Zacytowałem to z myślą: napisał o innych i o sobie. bardzo szczęśliwy
    SQ5T pisze:

    A to niech każdy pamięta, wystarczy tylko być otwartym na przeciwne zdanie i merytoryczną dyskusję aby tego uniknąć. Niestety stwierdzenia starszych nas względem młodszych w postaci "milcz gówniarzu" czy "młody jest to się nie zna" i inne podobne tylko utwierdzają powyższe słowa ENO. Dlatego ja nie mam problemu gdy ktoś do mnie napisze, zadzwoni czy pofatyguje się osobiście aby mnie skrytykować, nawet jak to będzie publicznie - to sposób na wyrażenie swojej opinii a trzeba rozróżnić krytykę od krytykanctwa.
Tak Tomku, niech każdy pamięta, a przynajmniej próbuje pamiętać, zamiast niemerytorycznych, zaczepnych jak granat wpisów typu Canis i WTF dziś do mnie.

Gdy kolejny raz czytam, że masz chyba jakiś ciężki uraz po słowach, które powtarzasz w kilku wątkach np. "pasożyt", "milcz gówniarzu" czy "młody jest to się nie zna", wypowiedzianych przez jakiś anonimowych "starszych" chyba do Ciebie, to tak sobie myślę, że nie jesteś wiele "młodszy" od owych "starszych" (pisałeś coś o 50 latach, a masz ile?) i nie przepracowałeś psychicznie tematu swoich relacji z owymi "starszymi", a zasłaniasz się "młodszymi". Obym się mylił.
Napisałeś: "Dlatego ja nie mam problemu gdy ktoś do mnie napisze, zadzwoni czy pofatyguje się osobiście aby mnie skrytykować..."
Ktoś do Ciebie... - a Ty do kogoś?
Od pierwszego wpisu w tym wątku przedstawiasz się jako człowiek opanowany, rozważny, zdystansowany, cierpliwy...
Coś tu nie pasuje z tymi żalami do "starszych", którzy rzeczywiście czasem mówią niepotrzebne słowa.
Pewien znany "inżynier ze stolicy" już 35 lat temu tak mnie traktował i... stwierdziłem "ciekawy oryginał". Powiedziałem mu to w osobistej rozmowie.

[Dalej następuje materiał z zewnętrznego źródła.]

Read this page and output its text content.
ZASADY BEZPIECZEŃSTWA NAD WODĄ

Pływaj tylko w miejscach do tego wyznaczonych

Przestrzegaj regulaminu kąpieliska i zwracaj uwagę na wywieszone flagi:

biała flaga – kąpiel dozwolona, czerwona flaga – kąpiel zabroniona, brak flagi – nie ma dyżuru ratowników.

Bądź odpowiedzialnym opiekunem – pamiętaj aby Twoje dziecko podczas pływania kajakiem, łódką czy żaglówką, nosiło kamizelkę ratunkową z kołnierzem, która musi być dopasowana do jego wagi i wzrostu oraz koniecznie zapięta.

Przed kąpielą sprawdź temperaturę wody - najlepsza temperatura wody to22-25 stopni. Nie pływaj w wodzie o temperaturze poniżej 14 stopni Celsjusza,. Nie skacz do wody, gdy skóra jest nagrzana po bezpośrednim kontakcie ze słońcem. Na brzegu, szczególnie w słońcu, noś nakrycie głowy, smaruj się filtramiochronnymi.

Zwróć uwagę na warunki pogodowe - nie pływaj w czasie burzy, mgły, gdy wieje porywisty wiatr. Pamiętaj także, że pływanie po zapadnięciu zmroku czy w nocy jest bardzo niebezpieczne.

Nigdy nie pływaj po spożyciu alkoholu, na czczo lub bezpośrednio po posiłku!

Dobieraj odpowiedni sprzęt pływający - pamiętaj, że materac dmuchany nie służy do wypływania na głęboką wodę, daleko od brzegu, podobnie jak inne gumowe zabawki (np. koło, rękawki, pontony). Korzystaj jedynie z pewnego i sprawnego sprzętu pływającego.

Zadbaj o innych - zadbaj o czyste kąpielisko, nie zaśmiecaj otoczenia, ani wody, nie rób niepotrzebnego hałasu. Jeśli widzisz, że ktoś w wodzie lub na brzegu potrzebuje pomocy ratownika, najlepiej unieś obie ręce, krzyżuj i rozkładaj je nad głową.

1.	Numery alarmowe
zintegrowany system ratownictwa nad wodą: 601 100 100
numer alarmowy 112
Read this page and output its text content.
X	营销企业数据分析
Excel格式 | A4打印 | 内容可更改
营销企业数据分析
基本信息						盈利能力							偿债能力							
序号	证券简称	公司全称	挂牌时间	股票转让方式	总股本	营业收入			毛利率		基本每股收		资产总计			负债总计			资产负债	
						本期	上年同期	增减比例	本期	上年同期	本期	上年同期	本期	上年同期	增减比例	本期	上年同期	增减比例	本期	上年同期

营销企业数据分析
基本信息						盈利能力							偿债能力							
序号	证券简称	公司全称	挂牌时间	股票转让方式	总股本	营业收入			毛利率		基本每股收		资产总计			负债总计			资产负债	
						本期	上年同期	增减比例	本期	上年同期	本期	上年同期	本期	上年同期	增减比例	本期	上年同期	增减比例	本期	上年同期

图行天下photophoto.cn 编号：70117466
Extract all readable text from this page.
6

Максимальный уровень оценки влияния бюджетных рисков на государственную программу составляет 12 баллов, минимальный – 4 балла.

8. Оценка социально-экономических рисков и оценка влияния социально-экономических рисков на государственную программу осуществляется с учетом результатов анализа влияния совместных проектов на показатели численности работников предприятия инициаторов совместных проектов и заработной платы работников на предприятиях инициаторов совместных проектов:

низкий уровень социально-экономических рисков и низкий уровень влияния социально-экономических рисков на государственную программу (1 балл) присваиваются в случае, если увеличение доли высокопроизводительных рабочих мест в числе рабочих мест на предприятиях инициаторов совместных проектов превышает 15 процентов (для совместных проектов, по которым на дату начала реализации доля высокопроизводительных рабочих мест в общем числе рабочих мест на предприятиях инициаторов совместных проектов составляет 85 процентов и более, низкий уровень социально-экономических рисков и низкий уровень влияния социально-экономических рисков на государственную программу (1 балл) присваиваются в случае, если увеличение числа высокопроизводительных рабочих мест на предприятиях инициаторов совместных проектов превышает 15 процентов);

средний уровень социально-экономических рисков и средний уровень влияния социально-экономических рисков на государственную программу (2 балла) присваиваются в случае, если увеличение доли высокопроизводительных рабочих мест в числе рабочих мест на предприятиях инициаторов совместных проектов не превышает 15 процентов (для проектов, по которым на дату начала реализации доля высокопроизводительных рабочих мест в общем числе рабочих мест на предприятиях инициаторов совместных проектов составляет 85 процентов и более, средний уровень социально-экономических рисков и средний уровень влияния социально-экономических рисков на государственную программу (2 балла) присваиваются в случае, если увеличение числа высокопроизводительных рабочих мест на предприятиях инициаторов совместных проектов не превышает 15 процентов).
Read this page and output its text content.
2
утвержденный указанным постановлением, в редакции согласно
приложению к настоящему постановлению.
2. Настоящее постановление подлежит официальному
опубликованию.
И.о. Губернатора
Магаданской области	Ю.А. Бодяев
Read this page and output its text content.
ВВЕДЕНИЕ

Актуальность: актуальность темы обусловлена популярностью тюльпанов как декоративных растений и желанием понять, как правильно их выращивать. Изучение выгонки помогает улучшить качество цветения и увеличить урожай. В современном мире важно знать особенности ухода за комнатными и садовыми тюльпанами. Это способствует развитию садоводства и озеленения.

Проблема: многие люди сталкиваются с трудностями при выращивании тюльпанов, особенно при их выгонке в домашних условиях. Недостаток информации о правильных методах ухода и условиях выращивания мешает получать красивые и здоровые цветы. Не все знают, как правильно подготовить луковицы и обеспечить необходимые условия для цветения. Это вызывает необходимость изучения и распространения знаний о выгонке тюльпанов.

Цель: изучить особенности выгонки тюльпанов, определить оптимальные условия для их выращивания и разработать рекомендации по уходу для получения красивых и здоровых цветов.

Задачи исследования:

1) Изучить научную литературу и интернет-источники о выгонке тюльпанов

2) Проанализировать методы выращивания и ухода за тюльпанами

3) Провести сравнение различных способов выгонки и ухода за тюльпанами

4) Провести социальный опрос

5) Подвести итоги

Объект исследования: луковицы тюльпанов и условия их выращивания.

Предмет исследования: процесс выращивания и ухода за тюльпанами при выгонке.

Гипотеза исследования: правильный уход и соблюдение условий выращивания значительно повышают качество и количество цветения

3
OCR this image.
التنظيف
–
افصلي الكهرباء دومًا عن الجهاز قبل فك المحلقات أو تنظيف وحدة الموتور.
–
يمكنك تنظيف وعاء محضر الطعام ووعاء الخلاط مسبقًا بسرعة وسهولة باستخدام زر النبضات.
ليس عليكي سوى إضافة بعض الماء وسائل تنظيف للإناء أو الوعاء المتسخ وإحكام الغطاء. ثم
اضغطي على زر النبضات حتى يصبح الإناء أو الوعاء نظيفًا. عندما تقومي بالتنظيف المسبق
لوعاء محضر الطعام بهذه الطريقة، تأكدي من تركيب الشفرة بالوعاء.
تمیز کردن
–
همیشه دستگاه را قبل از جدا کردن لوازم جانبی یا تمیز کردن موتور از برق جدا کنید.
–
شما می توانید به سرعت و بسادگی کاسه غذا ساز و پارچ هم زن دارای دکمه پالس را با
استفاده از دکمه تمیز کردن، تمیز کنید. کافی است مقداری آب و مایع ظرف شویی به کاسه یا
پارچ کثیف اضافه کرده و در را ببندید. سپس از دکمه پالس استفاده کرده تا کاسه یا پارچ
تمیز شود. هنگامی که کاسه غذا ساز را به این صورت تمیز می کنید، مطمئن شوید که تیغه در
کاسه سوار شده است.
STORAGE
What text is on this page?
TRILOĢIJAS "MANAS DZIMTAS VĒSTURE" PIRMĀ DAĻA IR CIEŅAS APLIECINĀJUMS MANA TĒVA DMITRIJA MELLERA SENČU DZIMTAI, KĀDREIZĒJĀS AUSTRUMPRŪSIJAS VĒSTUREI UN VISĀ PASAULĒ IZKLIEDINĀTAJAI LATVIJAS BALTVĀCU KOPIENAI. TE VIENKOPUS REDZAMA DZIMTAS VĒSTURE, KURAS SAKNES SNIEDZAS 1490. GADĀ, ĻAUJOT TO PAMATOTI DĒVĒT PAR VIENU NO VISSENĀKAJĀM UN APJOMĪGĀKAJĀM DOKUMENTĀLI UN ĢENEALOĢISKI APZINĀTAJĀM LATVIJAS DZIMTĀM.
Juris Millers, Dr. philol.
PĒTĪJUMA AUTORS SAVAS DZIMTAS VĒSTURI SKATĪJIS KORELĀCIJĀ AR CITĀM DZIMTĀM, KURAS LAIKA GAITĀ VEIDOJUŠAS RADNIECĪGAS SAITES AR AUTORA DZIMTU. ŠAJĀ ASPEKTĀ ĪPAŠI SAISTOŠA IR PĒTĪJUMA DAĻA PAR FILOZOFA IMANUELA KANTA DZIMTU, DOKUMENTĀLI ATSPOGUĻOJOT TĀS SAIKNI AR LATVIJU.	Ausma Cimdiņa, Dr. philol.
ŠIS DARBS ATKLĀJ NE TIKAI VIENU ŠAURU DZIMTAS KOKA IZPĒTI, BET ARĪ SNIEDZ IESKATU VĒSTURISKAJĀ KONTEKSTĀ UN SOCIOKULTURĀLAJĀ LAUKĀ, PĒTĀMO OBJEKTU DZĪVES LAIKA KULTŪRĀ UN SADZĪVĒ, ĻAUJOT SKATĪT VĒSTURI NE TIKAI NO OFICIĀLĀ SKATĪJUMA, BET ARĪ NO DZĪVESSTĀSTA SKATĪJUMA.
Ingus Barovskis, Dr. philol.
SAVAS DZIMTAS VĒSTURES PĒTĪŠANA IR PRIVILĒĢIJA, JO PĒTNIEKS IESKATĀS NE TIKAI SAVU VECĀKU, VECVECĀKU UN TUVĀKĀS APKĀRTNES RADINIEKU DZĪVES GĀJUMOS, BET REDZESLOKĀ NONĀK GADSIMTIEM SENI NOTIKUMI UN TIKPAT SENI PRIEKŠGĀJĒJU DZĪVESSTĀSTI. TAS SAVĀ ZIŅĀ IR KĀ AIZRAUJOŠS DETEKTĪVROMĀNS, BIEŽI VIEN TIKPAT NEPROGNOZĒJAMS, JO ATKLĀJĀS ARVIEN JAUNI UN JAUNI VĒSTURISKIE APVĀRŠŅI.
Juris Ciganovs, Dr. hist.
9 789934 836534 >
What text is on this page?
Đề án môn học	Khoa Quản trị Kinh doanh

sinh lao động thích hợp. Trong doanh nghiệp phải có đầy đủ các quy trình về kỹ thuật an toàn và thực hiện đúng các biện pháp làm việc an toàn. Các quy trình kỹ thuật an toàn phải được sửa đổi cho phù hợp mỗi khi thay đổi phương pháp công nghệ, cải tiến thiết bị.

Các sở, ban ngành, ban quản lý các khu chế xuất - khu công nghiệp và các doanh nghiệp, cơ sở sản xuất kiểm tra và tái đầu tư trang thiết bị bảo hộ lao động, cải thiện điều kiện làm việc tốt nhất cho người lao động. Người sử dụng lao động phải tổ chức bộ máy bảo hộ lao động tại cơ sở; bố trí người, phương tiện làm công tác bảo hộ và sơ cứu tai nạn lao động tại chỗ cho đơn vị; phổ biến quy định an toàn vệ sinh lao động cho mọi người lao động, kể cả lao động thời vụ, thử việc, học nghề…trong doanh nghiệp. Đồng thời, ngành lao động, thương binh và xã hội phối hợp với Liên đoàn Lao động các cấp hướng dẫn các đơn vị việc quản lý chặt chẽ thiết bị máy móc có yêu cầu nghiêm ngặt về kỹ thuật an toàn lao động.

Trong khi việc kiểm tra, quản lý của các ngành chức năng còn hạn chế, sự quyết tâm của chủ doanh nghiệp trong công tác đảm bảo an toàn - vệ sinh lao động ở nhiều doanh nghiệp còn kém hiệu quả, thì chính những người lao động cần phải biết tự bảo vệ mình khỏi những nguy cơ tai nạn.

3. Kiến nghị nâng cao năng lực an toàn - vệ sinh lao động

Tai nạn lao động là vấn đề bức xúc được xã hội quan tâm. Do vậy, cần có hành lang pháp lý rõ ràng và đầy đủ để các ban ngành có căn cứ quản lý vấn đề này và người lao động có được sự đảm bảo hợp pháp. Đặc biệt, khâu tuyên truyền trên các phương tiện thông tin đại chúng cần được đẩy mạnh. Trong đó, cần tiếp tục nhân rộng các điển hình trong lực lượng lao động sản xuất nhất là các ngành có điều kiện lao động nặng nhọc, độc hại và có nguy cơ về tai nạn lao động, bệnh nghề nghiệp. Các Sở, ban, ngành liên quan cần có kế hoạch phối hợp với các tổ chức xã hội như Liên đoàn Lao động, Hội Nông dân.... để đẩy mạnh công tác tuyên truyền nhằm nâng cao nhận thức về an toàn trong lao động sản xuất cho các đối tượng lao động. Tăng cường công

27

Nie żaliłem się publicznie i tak do tej pory czasem zapędza się - jak znów zaczyna takie teksty, to cierpliwie słucham zwracam uwagę - często jest zaskoczony i zmienia ton. Temat rzeka i równie dobrze można powiedzieć, że dotyczy np. podobnie niereformowalnych ENO, AKI...

PS Na priw podałem Ci swój nr tel. z prośbą o oddzwonienie lub podanie swojego. Nie mam już czasu na odpisywanie na Twoje długie wpisy - nie piszę tak jak Ty szybko, 10 palcami i myślę wolniej (ponad 10 lat różnicy wieku miedzy nami, skleroza, mgła pocovidowa itp.).